One of the bills containing the utility sales tax exemption has cleared both chambers and is now headed to conference committee to draft a final compromise. Although the legislation contains a laundry list of various tax credits, Rep. Ron Richard, R-Joplin, the sponsor, said the tax break provision for manufacturers is especially important to keep industries competitive.

“All kinds of manufacturing have been on decline in the state of Missouri for years,” Richard said. “That’s the sector we’re losing all the jobs in.”

According to the National Association of Manufacturers, Missouri lost more than 65,000 manufacturing jobs between 2000 and 2006. Manufacturing makes up 15 percent of the state’s gross domestic product and uses nearly a quarter of its energy supply. The exemption on state and local energy sales taxes in Richard’s bill is estimated to total $46 million in state tax collections.

The decline of manufacturing in Missouri is part of a national trend. Since 2000, the manufacturing industry has lost more than 3 million jobs across the country, many to overseas workers. Some industry watchers say the exodus to foreign soil is also threatening the sector in Missouri.

Tracy Weddle, director of taxation and fiscal affairs for the Missouri Chamber of Commerce, said some Missouri manufacturers have indicated they are approaching bankruptcy or considering moving operations out of the state — and, in some cases, out of the country — to stay afloat.

Engine maker Briggs & Stratton announced Thursday it will close its Rolla plant and move the operation to China to the tune of 480 lost jobs. Earlier this year, 1,300 jobs were cut at the Chrysler plant in Fenton, 10 percent of the overall job cuts announced by Daimler-Chrysler

over the next three years.

Weddle said manufacturers typically provide well-paying jobs with good benefits and are also committed to the states and communities in which they operate. In Missouri, Weddle said, manufacturers pay an annual average wage of $44,000 — about $8,000 more than the average statewide wage.

“We think that they’re critical to Missouri’s economic engine, and it’s important to get them here and to keep them here,” Weddle said. She said 40 manufacturers are closely following the utilities sales tax exemptions.

Ray McCarty, a lobbyist for Taxpayers Research Institute of Missouri, a business-affiliated organization, indicated the utilities tax exemptions in Richard’s bill are critical in light of the state’s manufacturing struggles.

“This is probably the most important sales tax bill on manufacturing that we’ve ever had in the state of Missouri because of the comfort level it will give our in-state manufacturers who are struggling to maintain Missouri jobs,” McCarty said. But Rep. Jeff Roorda, D-Barnhart, argues tax cuts should be targeted elsewhere. He cast one of 13 votes against a separate bill, sponsored by Rep. Shannon Cooper, R-Clinton, that also eliminates sales taxes on utilities used for manufacturing.

“This is pretty clearly legislation that benefits corporations, and the bigger the corporation, the bigger the benefit,” Roorda said. “I think, at a time when Missouri’s economy is flagging in comparison with other states throughout the country, that we have to look out for working-class Missourians first and wealthy corporations second.”

However, one small manufacturer says it would benefit, too.

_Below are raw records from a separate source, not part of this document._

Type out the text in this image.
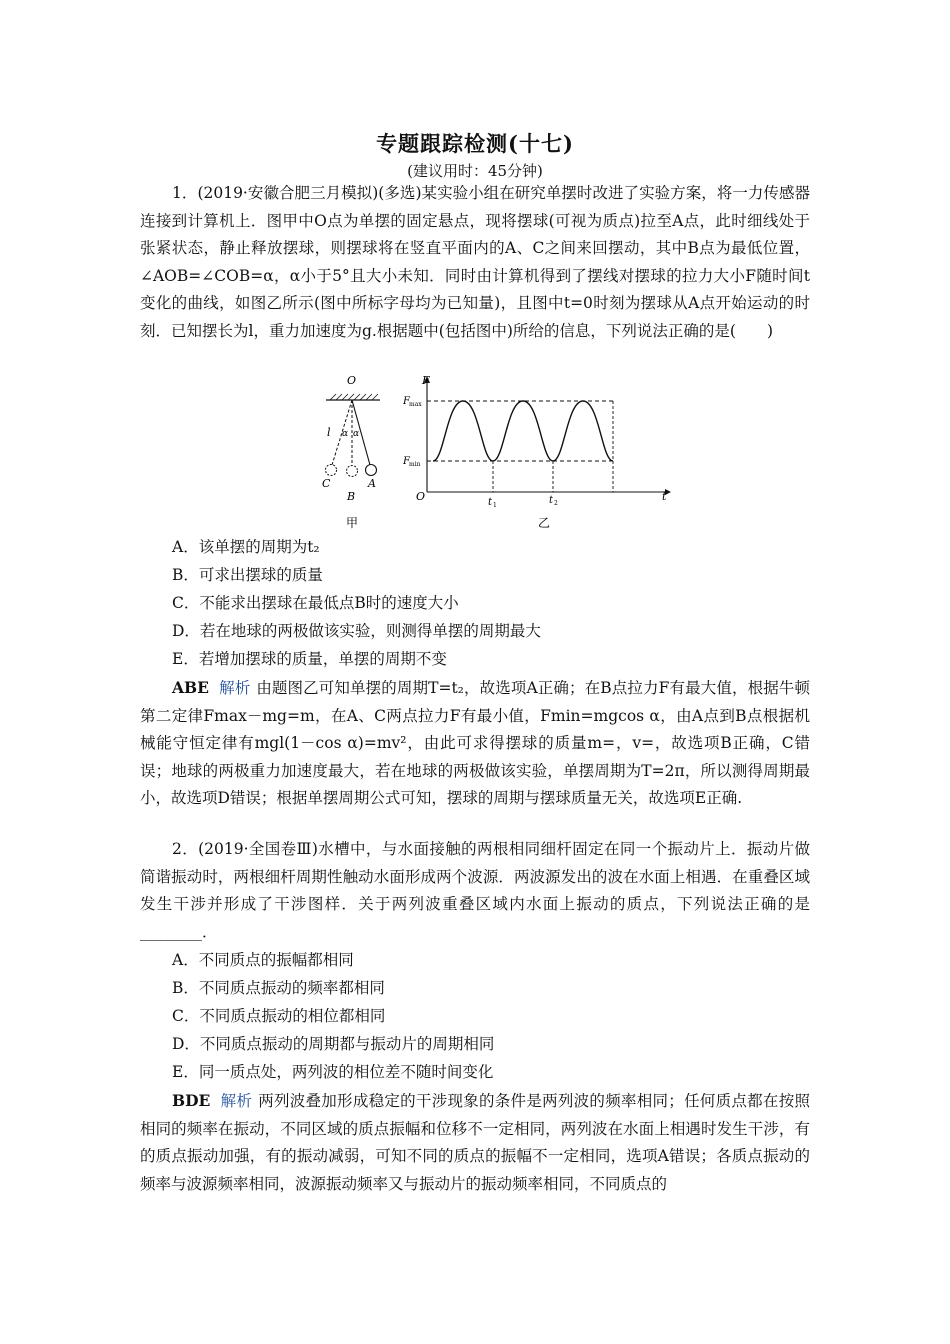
专题跟踪检测(十七)
(建议用时：45分钟)
1．(2019·安徽合肥三月模拟)(多选)某实验小组在研究单摆时改进了实验方案，将一力传感器连接到计算机上．图甲中O点为单摆的固定悬点，现将摆球(可视为质点)拉至A点，此时细线处于张紧状态，静止释放摆球，则摆球将在竖直平面内的A、C之间来回摆动，其中B点为最低位置，∠AOB=∠COB=α，α小于5°且大小未知．同时由计算机得到了摆线对摆球的拉力大小F随时间t变化的曲线，如图乙所示(图中所标字母均为已知量)，且图中t=0时刻为摆球从A点开始运动的时刻．已知摆长为l，重力加速度为g.根据题中(包括图中)所给的信息，下列说法正确的是(　　)
O
l α α
C
B
A
甲
F
F max
F min
O	t
t 1	t 2
乙
A．该单摆的周期为t₂
B．可求出摆球的质量
C．不能求出摆球在最低点B时的速度大小
D．若在地球的两极做该实验，则测得单摆的周期最大
E．若增加摆球的质量，单摆的周期不变
ABE 解析 由题图乙可知单摆的周期T=t₂，故选项A正确；在B点拉力F有最大值，根据牛顿第二定律Fmax－mg=m，在A、C两点拉力F有最小值，Fmin=mgcos α，由A点到B点根据机械能守恒定律有mgl(1－cos α)=mv²，由此可求得摆球的质量m=，v=，故选项B正确，C错误；地球的两极重力加速度最大，若在地球的两极做该实验，单摆周期为T=2π，所以测得周期最小，故选项D错误；根据单摆周期公式可知，摆球的周期与摆球质量无关，故选项E正确.
2．(2019·全国卷Ⅲ)水槽中，与水面接触的两根相同细杆固定在同一个振动片上．振动片做简谐振动时，两根细杆周期性触动水面形成两个波源．两波源发出的波在水面上相遇．在重叠区域发生干涉并形成了干涉图样．关于两列波重叠区域内水面上振动的质点，下列说法正确的是________．
A．不同质点的振幅都相同
B．不同质点振动的频率都相同
C．不同质点振动的相位都相同
D．不同质点振动的周期都与振动片的周期相同
E．同一质点处，两列波的相位差不随时间变化
BDE 解析 两列波叠加形成稳定的干涉现象的条件是两列波的频率相同；任何质点都在按照相同的频率在振动，不同区域的质点振幅和位移不一定相同，两列波在水面上相遇时发生干涉，有的质点振动加强，有的振动减弱，可知不同的质点的振幅不一定相同，选项A错误；各质点振动的频率与波源频率相同，波源振动频率又与振动片的振动频率相同，不同质点的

Prestressed Casting Company, which makes concrete components for various structures such as parking garages and sports stadiums at plants in Springfield and Ozark, spends anywhere from $25,000 to $40,000 a month on natural gas and $6,000 to $7,000 a month in electricity. General Manager Keith Wallis Jr. said the company, which employs about 200 workers, is at a disadvantage when competing for jobs with out-of-state manufacturers who don’t have to pay sales taxes on utilities. He said eliminating the tax would be an important step in helping his company be competitive.

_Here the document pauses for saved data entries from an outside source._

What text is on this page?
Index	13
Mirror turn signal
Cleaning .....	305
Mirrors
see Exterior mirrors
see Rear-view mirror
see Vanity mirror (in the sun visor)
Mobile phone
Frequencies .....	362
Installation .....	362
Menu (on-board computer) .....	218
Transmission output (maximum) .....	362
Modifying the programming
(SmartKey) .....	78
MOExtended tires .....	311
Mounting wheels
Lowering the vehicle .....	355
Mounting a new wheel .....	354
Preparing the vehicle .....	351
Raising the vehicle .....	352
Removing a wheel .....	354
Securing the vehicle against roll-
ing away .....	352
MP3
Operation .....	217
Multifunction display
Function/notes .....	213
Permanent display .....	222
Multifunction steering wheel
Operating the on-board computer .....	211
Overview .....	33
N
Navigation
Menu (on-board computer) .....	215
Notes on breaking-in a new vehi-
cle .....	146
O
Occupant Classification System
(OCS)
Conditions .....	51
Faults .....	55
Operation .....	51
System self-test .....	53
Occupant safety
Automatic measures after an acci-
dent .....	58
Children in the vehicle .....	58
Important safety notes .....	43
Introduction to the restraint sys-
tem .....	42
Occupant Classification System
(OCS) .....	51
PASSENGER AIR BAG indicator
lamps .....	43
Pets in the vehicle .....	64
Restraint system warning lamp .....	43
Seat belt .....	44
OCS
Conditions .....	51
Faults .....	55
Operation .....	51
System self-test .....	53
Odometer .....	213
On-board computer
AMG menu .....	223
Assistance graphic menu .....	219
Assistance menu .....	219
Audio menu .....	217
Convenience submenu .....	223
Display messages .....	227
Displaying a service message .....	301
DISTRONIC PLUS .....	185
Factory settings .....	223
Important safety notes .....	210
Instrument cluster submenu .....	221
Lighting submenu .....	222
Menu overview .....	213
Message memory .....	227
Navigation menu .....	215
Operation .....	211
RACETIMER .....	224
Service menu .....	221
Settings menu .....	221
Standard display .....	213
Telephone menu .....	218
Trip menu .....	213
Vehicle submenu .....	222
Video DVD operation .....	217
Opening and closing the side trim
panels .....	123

“It’s not a huge thing (on its own),” Wallis said, “but little things add up.”

He said that because of the cost of utilities sales taxes, Prestressed lost a state contract to an out-of-state business to make components for a prison in Charleston, Mo.

“Why, when we’re spending tax money to build something, are we giving it to someone from out of state?” Wallis asked, adding that the exemption would help manufacturers get on an even playing field. “That’s all we’re asking. Fair is fair.”

Meanwhile, Rep. Rachel Storch, D-St. Louis City, is trying to attract new manufacturers to the state with a bill that would exempt them from state corporate income tax for their first five years of operation in Missouri.

“It’s important that we make Missouri an attractive place for manufacturers to land when they’re considering location,” Storch said, “and incentives do make a difference.

“Manufacturing is under tremendous pressure both because of international competition and the cost of health care,” She said a tax abatement was not simply a handout for big corporations because companies doing well in the state of Missouri translates into jobs for working families. Storch’s bill has cleared a House committee and is currently awaiting debate in the House.